An den Rändern des Christentums war der Adel zahlreicher, doch bildete die Notwendigkeit, es gegen äußere Feinde zu verteidigen, nur einen Grund für dieses Phänomen. Dazu kam, dass die Peripherie keine feudale Oberherrschaft kannte, sodass der Adel sich nicht durch die rechtlichen Beschränkungen einer Lehnsbaronie beeinträchtigt sah. In einigen Gegenden im Osten winkte die gruppenweise Erhebung in den Adelsstand als besonderes Privileg, um die Grenzgebiete für Siedler attraktiv zu machen und ihnen militärische Verpflichtungen auferlegen zu können. In anderen Regionen wuchs die Zahl der Adligen, weil der Staat zu schwach war, die Verleihung von Titeln zu kontrollieren. In Kastilien sorgten Gemeinden für Adelszuwachs, indem sie einen Haushaltsvorstand gegen Zahlung einer Gebühr zum caballero villano (gemeinen Ritter) machten, der damit im Gemeinderegister von der Steuer befreit war.

In Grenzregionen mit geringerer Bevölkerungsdichte konnte der Adel seinen prozentualen Anteil an der Bevölkerung halten oder gar steigern. 1591 machten Adlige in den nordspanischen Provinzen Burgos und León mehr als 46 Prozent der Bevölkerung aus, und in Städten wie Burgos selbst stellten sie die Mehrheit. In den polnischen Gebieten Masuren und Podlachien betrug der Anteil mindestens 20 Prozent. Es gab Orte (allein in Masuren mehr als 1600), wo ganze Dörfer nur von adligen Pächtern bewohnt und bewirtschaftet wurden. Die Aufgliederung der Pachtgüter als Resultat von Realteilung führte jedoch dazu, dass es Adlige fast ohne Land beziehungsweise – was die Sache noch paradoxer erscheinen lässt – Bauern mit Adelsstatus gab.

Etwas Ähnliches widerfuhr dem zunehmend zahlreicheren Adel in Ungarn. In den Jahren nach der türkischen Besetzung der Gebiete an der unteren Donau (1526) erhoben die in Westungarn herrschenden Habsburger all jene in den Adelsstand, die bereit waren, als Kavalleristen im Kampf gegen die Osmanen Dienst zu leisten. So wurden Leibeigene über Nacht zu Adligen.
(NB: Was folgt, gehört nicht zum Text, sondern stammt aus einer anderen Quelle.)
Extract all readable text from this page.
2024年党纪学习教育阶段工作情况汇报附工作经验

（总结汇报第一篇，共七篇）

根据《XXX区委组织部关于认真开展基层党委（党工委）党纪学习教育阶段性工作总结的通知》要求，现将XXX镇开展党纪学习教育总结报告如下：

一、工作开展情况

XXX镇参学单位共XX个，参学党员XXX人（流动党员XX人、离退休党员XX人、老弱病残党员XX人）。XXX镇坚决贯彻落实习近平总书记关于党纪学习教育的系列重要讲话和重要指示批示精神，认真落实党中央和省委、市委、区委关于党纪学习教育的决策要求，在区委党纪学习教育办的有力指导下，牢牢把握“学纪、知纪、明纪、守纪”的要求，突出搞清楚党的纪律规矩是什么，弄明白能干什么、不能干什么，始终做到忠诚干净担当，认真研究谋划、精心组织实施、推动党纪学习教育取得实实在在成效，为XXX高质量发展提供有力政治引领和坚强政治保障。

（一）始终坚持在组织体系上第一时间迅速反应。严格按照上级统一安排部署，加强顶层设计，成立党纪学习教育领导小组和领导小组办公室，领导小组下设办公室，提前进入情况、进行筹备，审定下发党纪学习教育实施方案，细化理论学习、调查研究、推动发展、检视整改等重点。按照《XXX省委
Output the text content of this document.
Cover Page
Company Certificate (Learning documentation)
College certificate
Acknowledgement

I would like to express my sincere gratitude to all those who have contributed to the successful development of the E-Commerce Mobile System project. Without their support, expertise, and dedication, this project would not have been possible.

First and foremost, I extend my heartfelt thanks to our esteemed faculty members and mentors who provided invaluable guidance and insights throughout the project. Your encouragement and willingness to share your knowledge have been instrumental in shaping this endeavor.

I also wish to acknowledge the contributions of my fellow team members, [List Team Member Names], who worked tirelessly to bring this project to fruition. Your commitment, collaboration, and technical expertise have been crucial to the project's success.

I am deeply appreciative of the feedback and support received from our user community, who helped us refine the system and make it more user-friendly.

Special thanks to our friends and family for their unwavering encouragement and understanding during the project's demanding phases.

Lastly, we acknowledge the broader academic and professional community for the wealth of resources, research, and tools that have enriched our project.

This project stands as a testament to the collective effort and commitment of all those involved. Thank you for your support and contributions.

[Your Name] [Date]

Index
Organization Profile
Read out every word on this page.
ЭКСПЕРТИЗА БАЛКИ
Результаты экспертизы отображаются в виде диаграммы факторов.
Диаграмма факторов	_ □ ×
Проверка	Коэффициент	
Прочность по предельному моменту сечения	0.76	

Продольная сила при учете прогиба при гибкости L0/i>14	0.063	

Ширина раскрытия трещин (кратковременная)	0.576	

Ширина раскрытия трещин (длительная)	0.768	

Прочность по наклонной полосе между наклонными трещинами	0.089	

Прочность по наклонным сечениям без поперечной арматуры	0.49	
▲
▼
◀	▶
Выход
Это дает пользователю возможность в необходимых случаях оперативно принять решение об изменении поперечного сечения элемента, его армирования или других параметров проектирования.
Aber das Donaubecken gehörte zu den europäischen Regionen, in denen das Gewohnheitsrecht sämtliche direkten Nachkommen durch eine extreme Form der Realteilung schützte. Töchter wie Söhne waren gleichermaßen erbberechtigt und konnten bis zu einem Viertel des Gutsbesitzes beanspruchen. Zudem machte es das Gewohnheitsrecht äußerst schwierig, den Besitz zu verkaufen oder mit einer Hypothek zu belasten. So ging es wie in Polen: Viele ungarische Adlige standen ohne Land da und mussten sich als Söldner, Händler, Handwerker oder Diener anderer Adliger verdingen. Da „niedere“ Arbeit ausnahmslos als mit dem Adelsstatus unvereinbar galt, endeten viele dieser Adligen als Pachtbauern, die ebenso wenig wie der Nachbar in der Lage waren, mit ihrem Namen zu unterschreiben. Je stärker ihr Vermögen dahinschwand, desto mehr klammerten sich diese niederen Adligen an das, was sie als ihr kulturelles Kapital ansahen. Besessen von den kriegerischen Mythologien der Vergangenheit (Magyaren, Sarmaten, Rus) lebten sie in ihren bescheidenen reetgedeckten Häusern und blickten misstrauisch in die Welt hinaus.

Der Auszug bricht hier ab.